An important distinction in assessing residents’ perceived impression on cruise tourism impacts is the number of big ships in port verses the number of passengers, she said. The former, which currently is four ships docked and one at anchor, appears to be the more important focus.

“We asked very specifically about the five-ship limit, recognizing that’s our current capacity,” Pierce said. “It feel a little bit unrealistic to go back in term of port capacity.”

Capping the number of ships means “there is still the opportunity for the industry to go up a little bit on the basis of the (passenger) spaces that are there now,” she said. Putting a limit on passengers, on the other hand, seems arbitrary, and raises questions about how city officials could monitor and enforce such limits.

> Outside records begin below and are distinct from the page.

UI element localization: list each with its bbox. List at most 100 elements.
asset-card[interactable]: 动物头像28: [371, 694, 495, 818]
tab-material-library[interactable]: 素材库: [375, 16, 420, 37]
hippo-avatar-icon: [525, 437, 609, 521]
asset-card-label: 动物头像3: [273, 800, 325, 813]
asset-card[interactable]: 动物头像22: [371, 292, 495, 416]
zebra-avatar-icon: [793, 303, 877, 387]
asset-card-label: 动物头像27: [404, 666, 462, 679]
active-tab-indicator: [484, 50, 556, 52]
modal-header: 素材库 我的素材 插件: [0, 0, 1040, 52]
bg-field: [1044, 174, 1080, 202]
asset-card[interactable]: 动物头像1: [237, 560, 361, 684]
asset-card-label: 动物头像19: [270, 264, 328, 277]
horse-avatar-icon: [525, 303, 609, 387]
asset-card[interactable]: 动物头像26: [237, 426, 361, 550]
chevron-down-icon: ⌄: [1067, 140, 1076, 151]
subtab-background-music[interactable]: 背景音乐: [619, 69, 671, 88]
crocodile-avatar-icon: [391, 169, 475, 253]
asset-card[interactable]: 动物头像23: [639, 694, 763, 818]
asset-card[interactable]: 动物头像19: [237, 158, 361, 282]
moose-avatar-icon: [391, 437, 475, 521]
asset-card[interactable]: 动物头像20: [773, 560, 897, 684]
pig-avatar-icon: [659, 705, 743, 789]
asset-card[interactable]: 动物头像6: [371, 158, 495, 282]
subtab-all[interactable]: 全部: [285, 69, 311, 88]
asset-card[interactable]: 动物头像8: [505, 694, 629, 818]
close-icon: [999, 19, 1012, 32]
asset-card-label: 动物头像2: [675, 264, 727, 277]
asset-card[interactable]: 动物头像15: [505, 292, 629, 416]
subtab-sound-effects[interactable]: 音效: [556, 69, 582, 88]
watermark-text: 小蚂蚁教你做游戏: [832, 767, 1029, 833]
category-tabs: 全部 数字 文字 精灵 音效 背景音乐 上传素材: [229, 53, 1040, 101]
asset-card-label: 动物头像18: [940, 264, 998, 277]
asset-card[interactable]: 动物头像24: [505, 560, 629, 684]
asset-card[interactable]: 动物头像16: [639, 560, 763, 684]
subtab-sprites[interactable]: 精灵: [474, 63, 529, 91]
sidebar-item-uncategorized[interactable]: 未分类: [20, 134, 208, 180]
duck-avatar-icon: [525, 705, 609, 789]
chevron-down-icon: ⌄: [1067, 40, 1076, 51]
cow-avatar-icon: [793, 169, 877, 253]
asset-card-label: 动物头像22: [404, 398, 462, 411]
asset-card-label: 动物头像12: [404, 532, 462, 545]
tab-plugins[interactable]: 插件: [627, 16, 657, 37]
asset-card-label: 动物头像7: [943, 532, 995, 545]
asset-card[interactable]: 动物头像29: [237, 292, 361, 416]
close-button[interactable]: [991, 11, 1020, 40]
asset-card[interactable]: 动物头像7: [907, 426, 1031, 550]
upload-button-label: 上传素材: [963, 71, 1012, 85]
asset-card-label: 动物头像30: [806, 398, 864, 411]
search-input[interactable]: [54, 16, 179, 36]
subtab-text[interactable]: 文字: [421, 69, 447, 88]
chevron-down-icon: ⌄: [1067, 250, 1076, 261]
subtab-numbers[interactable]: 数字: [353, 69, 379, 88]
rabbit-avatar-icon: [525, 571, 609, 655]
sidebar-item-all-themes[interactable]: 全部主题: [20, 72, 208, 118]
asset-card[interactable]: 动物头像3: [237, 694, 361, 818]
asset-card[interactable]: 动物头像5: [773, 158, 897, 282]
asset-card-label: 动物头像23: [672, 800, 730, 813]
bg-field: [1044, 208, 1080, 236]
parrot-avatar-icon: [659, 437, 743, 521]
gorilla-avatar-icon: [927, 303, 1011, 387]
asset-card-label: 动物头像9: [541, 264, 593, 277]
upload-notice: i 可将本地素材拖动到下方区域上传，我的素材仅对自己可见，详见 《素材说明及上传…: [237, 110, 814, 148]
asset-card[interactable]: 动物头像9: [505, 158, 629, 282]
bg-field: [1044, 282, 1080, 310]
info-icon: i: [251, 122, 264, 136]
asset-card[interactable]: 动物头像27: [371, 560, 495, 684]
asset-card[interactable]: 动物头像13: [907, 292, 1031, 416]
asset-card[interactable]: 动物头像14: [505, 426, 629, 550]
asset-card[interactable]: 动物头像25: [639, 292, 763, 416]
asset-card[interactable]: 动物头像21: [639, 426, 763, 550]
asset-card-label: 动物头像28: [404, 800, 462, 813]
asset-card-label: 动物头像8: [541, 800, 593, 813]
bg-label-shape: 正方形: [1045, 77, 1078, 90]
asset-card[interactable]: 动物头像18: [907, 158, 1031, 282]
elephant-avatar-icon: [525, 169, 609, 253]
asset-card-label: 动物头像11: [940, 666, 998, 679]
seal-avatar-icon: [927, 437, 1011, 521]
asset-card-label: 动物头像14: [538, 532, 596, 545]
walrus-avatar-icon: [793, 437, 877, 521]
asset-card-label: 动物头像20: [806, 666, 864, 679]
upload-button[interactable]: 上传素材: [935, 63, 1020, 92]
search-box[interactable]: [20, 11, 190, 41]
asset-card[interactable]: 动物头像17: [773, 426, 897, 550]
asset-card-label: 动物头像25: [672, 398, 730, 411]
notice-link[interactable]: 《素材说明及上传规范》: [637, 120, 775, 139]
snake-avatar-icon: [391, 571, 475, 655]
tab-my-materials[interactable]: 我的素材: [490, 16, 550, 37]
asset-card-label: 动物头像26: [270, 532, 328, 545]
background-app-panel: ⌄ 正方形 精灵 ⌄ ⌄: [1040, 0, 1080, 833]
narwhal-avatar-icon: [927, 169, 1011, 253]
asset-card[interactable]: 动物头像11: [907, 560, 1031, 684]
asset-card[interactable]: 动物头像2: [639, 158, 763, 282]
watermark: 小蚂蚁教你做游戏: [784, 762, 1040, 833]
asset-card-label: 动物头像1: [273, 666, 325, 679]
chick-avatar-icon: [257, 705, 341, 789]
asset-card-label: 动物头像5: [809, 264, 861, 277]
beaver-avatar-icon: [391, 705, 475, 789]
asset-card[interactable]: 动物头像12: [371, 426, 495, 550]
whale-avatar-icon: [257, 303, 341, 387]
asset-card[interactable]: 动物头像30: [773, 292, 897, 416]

Questions from business leaders focused primarily on specific problems and remedies, rather than the community’s collective attitude about putting some limits on cruise tourism. One inquiry focused on “confusing” free circulator buses downtown and why the city is struggling to come up with a system that works.

“It seems like historically nobody’s been able to agree on what the circulator is,” Piece acknowledged. She said while a study seeking a practical solution is ongoing “I think there’s also been some concern about private sector competition.”

She added: “We’ve also had this free downtown bus service that doesn’t really operate the way a robust network should operate.”

The same concern applies to other deficiencies the city is trying to address, such as the nearest city bus stop to the Mendenhall Glacier being a mile away, which many tourists don’t want to walk both ways and yet can’t take a private shuttle because they’re full with prebooked tour passengers, she said.

“The city is not interested in competing with private transportation operators, but we do want to create a system that works,” Pierce said.